The school district is generally barred by federal privacy rules from disclosing identifying information about the student’s status. But it is clear from the circumstances that the student is in ESE, or Exceptional Student Education.

“We do not have paraprofessionals assisting general education students,” a district spokesperson said. “They are assigned to our ESE students.” ESE, also referred to as special education, may include students who have profound emotional or behavioral difficulties, and for whom public schools often provides the most sustained and effective environment. It is inevitable that at times students will and do act out, and at times hurt the very people helping them.

Tuesday’s incident took place around 10 a.m. The student later explained that the staffer had taken his Nintendo game away, angering him.

Surveillance video of the incident, described in the student’s arrest report, shows the student running down a hallway after the paraprofessional (or teacher aide), and pushing her with such force that she was airborne for 6 to 7 feet before falling and seemingly losing consciousness. The student then kicked her, got on top of her and punched her in the body and in the back of her head “approximately 15 times.”
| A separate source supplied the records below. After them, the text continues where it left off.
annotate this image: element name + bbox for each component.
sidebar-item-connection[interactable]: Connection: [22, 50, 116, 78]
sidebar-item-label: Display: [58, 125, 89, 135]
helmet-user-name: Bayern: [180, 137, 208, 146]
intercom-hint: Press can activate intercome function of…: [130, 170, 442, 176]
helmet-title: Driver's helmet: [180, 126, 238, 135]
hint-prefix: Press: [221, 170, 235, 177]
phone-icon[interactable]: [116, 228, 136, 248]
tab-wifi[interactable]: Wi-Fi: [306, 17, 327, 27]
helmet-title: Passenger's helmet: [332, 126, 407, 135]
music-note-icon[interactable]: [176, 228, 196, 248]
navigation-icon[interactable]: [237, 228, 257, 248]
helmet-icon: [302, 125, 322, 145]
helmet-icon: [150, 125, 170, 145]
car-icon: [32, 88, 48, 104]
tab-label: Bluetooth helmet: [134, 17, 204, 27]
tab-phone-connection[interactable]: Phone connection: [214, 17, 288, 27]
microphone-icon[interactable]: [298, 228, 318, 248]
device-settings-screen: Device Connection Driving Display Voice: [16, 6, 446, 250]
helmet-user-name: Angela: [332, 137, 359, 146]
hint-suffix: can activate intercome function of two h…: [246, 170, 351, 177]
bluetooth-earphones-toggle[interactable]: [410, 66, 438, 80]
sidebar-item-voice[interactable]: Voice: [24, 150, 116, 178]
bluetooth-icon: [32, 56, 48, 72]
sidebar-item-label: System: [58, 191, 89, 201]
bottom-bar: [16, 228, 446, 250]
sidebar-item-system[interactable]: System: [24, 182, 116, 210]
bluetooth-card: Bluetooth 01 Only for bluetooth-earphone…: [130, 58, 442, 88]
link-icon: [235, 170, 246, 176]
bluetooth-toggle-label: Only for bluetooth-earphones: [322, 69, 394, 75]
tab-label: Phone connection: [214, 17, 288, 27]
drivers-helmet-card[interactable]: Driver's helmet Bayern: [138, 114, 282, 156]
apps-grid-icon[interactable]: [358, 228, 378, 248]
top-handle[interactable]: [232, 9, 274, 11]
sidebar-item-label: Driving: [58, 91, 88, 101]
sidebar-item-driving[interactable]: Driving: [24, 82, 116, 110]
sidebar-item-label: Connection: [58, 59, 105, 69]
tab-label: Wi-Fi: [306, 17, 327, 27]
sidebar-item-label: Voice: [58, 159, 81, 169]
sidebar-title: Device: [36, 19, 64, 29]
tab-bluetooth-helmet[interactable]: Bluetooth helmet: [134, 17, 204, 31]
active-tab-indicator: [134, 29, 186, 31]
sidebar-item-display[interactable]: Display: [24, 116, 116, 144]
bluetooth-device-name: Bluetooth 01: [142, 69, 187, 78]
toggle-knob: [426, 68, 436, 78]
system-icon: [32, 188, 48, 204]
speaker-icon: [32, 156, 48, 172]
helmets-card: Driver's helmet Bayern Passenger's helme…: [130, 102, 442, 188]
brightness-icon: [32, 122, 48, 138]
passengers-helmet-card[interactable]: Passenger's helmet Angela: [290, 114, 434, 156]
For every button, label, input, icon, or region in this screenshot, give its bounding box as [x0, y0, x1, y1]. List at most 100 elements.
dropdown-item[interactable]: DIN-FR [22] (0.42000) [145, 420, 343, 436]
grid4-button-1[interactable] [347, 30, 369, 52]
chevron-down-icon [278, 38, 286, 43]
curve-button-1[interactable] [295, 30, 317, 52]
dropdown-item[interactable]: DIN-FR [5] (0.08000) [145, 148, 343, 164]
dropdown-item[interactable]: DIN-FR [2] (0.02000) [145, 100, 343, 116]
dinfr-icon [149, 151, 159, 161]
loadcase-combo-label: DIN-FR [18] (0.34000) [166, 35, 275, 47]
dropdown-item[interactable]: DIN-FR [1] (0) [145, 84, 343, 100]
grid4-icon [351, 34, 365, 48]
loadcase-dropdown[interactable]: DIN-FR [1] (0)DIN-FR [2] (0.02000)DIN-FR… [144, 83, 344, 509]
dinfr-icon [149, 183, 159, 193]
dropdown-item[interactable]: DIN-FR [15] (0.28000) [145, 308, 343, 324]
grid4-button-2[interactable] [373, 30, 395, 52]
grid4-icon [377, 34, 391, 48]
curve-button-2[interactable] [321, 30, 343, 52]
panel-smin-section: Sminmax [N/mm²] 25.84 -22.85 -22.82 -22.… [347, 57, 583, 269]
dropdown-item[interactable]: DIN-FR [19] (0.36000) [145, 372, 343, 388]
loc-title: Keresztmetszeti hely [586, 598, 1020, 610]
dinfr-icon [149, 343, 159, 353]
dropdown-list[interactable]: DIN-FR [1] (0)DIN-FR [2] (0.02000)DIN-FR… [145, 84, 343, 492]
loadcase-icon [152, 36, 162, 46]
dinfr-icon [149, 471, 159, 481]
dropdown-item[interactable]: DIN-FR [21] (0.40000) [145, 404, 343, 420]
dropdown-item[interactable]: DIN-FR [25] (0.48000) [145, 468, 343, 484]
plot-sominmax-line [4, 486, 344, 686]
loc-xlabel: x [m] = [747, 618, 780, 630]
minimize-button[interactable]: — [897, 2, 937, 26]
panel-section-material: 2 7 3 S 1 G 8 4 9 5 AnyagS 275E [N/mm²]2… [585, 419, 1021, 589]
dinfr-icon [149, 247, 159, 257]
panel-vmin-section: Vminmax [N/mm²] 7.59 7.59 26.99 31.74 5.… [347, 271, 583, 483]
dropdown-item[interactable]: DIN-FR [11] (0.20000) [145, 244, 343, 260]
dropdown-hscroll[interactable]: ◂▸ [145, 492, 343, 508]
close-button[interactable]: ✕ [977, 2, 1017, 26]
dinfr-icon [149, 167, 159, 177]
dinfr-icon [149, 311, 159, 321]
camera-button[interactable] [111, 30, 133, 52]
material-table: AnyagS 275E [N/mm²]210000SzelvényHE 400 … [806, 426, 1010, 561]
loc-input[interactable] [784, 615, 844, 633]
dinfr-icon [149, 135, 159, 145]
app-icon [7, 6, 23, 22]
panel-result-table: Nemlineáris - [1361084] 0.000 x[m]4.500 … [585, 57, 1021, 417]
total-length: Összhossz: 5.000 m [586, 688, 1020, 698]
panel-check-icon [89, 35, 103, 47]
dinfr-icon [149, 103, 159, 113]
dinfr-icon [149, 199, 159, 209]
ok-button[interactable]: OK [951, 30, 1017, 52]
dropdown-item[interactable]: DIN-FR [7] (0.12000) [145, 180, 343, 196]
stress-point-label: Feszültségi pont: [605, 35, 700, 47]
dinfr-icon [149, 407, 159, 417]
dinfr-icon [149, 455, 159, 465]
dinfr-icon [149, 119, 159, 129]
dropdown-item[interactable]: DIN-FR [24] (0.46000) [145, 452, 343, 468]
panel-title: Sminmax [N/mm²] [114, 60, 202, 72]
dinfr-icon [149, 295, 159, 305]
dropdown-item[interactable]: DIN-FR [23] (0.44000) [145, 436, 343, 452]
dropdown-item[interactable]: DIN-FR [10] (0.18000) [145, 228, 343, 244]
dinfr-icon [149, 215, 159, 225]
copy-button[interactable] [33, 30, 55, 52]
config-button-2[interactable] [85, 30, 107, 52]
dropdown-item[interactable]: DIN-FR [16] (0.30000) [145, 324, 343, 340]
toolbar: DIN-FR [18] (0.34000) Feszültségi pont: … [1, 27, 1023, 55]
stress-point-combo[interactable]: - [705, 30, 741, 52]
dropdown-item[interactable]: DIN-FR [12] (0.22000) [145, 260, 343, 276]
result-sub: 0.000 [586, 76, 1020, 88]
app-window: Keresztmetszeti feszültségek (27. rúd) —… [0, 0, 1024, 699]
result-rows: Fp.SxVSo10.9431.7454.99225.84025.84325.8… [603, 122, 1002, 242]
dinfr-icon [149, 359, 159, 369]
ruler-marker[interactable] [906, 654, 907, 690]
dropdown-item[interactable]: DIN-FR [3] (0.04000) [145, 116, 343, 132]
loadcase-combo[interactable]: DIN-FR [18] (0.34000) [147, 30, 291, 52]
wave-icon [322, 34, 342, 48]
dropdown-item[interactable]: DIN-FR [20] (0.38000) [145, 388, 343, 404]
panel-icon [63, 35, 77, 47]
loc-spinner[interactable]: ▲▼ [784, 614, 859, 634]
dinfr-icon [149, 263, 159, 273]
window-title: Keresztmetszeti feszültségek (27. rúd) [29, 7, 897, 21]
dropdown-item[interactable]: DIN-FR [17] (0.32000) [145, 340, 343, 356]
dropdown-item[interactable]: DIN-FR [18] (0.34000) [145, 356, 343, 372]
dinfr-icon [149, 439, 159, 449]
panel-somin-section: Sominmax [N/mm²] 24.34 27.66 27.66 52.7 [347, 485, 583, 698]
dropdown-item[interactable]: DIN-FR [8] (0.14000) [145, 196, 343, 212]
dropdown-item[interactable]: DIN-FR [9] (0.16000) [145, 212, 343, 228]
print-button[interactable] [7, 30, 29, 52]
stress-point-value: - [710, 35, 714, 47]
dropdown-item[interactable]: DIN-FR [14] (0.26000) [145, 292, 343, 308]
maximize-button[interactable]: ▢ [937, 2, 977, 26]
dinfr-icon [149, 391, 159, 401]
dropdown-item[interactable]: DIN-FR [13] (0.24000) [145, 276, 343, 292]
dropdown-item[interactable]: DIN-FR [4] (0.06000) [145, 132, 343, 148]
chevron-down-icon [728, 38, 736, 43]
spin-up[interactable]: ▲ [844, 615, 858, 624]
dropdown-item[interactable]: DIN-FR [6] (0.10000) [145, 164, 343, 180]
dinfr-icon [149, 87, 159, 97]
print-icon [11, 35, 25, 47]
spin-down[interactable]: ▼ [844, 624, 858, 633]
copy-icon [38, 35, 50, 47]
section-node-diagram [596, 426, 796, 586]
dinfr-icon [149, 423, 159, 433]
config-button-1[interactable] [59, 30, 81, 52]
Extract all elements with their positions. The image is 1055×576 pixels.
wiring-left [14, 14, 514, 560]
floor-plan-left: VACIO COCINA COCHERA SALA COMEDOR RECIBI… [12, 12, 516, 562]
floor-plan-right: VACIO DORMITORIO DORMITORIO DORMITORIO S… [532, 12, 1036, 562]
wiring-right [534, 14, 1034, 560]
The student is reported to be 6’6” and 270 pounds. He was eventually restrained by a dean. While a sheriff’s deputy was typing a report, with the student in the room, the student asked when he could go back to his group home. When the deputy told him he did not know, the student kicked the deputy’s desk, causing the deputy’s computer monitor to fall. A struggle ensued, involving two deputies and an assistant principal, to control the student.

In body cam footage released by the sheriff’s office, the student, who is compliant in that sequence, is heard saying–matter-of-factly–: “I don’t want to go to jail. I have more important places to be.” As he was walking past paramedics who were tending to the paraprofessional, the student “started to spit towards” her and “made comments that when he comes back, he is going to kill her.”